CEBU LANDMASTERS, Inc. (CLI) is teaming up with international serviced residences operator The Ascott Limited to double the number of rooms under its hospitality portfolio by 2022, investing around P5 billion to achieve this goal.
CLI and Ascott on Thursday signed a memorandum of understanding (MoU) to build four to five developments in the Visayas and Mindanao area offering a total of 800 rooms. This will bring the number of CLI’s serviced apartment units carrying the Ascott brand to more than 1,600 by the end of 2022.
“Our confidence lies mainly of the outreach globally for which the Ascott group has been known for, and it… There’s so much for us to grow, and so much opportunity for us to capture. This strategic alliance and partnership with the Ascott group will make things happen faster for us here in VisMin,” CLI Chairman and Chief Executive Officer Jose Soberano III said during the MoU signing in Makati yesterday.
For their part, Ascott Chief Executive Officer Kevin Goh said the partnership will also accelerate its global expansion, as it targets to have 6,000 units in the Philippines alone by 2020 and up to 160,000 units worldwide by 2023. Ascott is part of Singapore-based real estate developer CapitaLand Limited, which has a footprint in more than 150 cities in over 30 countries.
“Leveraging Ascott’s global network and strong hospitality expertise, as well as CLI’s well-established reputation in the Philippine, the partnership will allow us to gain access to a pipeline of quality projects in the country,” Mr. Goh said during the MoU signing.
Under the deal, CLI will be in charge of the capital investment for the development of the property, while Ascott will act as manager and operator. CLI said the management contract with Ascott normally lasts for 10 years, and can be renewable depending on the agreement between the two parties.

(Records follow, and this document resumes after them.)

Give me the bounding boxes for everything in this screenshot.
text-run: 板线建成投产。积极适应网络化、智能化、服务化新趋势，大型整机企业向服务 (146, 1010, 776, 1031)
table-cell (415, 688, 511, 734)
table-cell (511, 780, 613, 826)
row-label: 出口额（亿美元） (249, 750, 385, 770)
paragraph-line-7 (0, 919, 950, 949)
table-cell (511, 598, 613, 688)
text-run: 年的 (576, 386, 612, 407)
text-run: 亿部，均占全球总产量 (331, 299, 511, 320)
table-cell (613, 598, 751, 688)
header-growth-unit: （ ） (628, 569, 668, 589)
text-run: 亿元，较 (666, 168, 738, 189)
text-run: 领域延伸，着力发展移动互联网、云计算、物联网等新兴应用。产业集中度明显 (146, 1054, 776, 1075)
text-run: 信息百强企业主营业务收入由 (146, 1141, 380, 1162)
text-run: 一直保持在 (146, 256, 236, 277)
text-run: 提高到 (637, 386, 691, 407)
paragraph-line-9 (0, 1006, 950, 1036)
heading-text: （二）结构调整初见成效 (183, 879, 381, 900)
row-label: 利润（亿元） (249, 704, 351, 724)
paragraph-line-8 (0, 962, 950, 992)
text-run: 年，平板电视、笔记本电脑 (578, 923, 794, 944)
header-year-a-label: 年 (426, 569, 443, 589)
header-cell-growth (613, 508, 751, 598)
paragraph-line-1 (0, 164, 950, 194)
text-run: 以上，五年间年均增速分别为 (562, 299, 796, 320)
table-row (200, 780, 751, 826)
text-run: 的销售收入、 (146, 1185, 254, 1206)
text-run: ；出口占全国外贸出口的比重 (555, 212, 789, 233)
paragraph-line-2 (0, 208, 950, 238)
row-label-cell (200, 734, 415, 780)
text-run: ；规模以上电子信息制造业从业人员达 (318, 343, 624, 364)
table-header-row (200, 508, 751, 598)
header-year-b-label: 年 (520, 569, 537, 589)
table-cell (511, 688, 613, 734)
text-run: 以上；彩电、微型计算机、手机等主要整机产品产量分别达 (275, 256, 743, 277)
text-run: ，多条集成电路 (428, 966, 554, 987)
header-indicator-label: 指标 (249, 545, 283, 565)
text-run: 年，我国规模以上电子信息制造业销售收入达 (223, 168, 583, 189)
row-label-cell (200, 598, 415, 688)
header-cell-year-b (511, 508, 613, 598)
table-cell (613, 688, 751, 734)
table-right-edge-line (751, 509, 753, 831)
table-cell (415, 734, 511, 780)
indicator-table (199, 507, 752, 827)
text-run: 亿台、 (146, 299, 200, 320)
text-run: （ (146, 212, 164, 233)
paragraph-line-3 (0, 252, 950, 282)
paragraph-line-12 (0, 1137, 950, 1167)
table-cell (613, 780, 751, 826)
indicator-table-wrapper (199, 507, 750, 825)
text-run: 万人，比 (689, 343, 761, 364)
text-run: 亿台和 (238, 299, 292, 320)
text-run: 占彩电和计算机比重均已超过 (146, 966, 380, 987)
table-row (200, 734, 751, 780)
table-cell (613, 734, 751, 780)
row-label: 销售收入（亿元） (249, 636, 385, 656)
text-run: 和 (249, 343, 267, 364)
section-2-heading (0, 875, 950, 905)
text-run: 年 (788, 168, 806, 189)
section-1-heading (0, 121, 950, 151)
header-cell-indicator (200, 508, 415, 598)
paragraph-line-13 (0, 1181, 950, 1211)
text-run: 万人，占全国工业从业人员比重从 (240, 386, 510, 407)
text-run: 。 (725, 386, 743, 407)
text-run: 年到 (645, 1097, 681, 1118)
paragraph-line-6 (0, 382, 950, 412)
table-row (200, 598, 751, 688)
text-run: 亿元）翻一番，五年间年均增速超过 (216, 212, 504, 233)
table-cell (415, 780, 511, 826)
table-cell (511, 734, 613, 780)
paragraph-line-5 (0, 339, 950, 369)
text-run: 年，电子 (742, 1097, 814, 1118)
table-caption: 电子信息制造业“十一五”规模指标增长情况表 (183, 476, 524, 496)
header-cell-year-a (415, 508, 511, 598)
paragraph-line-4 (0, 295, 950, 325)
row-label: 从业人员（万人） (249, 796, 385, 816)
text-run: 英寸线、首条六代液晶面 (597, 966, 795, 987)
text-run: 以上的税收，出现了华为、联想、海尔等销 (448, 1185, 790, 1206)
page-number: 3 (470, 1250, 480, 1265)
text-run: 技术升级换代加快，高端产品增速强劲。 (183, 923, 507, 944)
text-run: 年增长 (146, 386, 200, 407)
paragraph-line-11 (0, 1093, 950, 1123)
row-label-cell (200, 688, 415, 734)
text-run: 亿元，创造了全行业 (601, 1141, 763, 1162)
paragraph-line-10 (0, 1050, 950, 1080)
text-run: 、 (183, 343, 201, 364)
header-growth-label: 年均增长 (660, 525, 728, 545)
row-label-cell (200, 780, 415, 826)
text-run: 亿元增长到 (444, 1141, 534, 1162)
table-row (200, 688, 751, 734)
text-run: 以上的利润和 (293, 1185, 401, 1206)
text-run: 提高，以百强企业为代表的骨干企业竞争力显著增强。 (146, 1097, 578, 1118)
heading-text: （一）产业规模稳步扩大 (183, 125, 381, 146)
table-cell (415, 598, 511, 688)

CLI has identified Mactan, Cebu, Cagayan de Oro, Iloilo, and Dumaguete as potential locations for the new hotels, noting that it has already acquired the land for two properties.
Mr. Soberano said the additional 800 rooms will strengthen CLI’s recurring income base, which will account for 20% of revenues by 2022.

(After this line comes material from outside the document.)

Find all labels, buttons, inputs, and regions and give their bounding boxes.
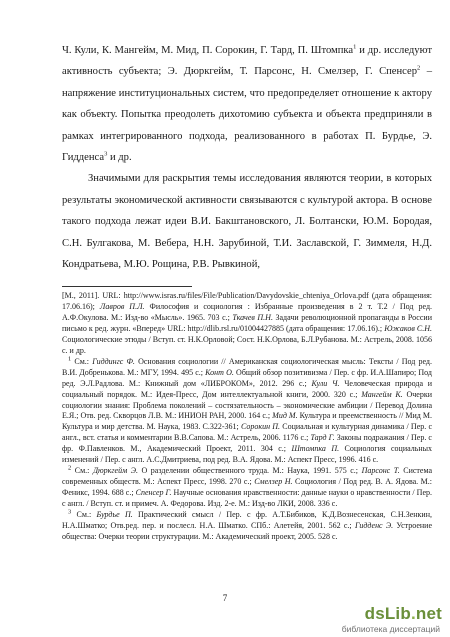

“As we develop more of our product lines including hospitality business, this will increase contribution (of recurring income) to something like 20%. Of this recurring income base, half of which will be contributed by the hospitality business,” Mr. Soberano said.

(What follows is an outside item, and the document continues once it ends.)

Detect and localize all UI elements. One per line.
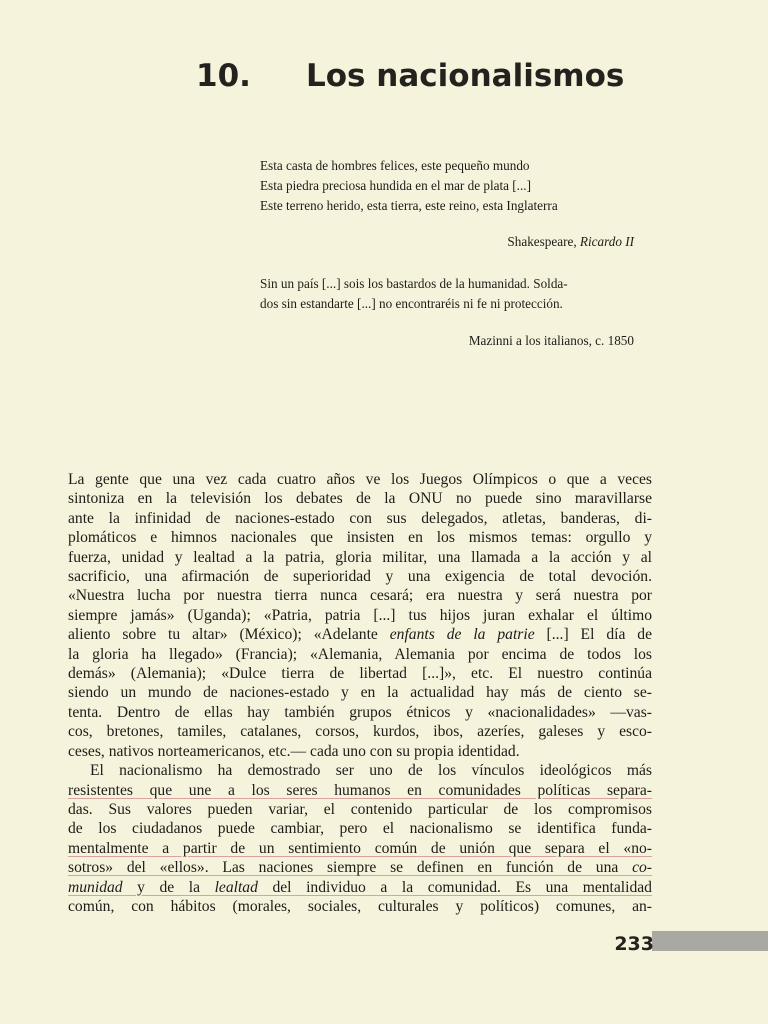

Prior to the signing of the MoU, CLI already has five properties carrying Ascott brands in the pipeline. This includes the 180-room Citadines Cebu City in Base Line Center set to open next year, the 250-room Citadines Paragon Davao, 180-room lyf Cebu City, and the 200-room Citadines Bacolod City, all of which will open by 2021.
Room prices in Ascott brands in the VisMin area could range from P4,000 to P6,000 per night, depending on the size of room which could go from 30-40 square meters for one-bedroom units and 60-70 sq.m for two-bedroom units.
CLI’s net income grew 17% to P498.7 million during the first quarter of 2018, lifted by a 14% increase in revenues to P1.26 billion. This year, CLI is looking at a net income of P1.7 billion, after revenues of P5.3 billion.
Shares in CLI climbed 3.1% or 14 centavos to close at P4.66 apiece at the stock exchange on Thursday.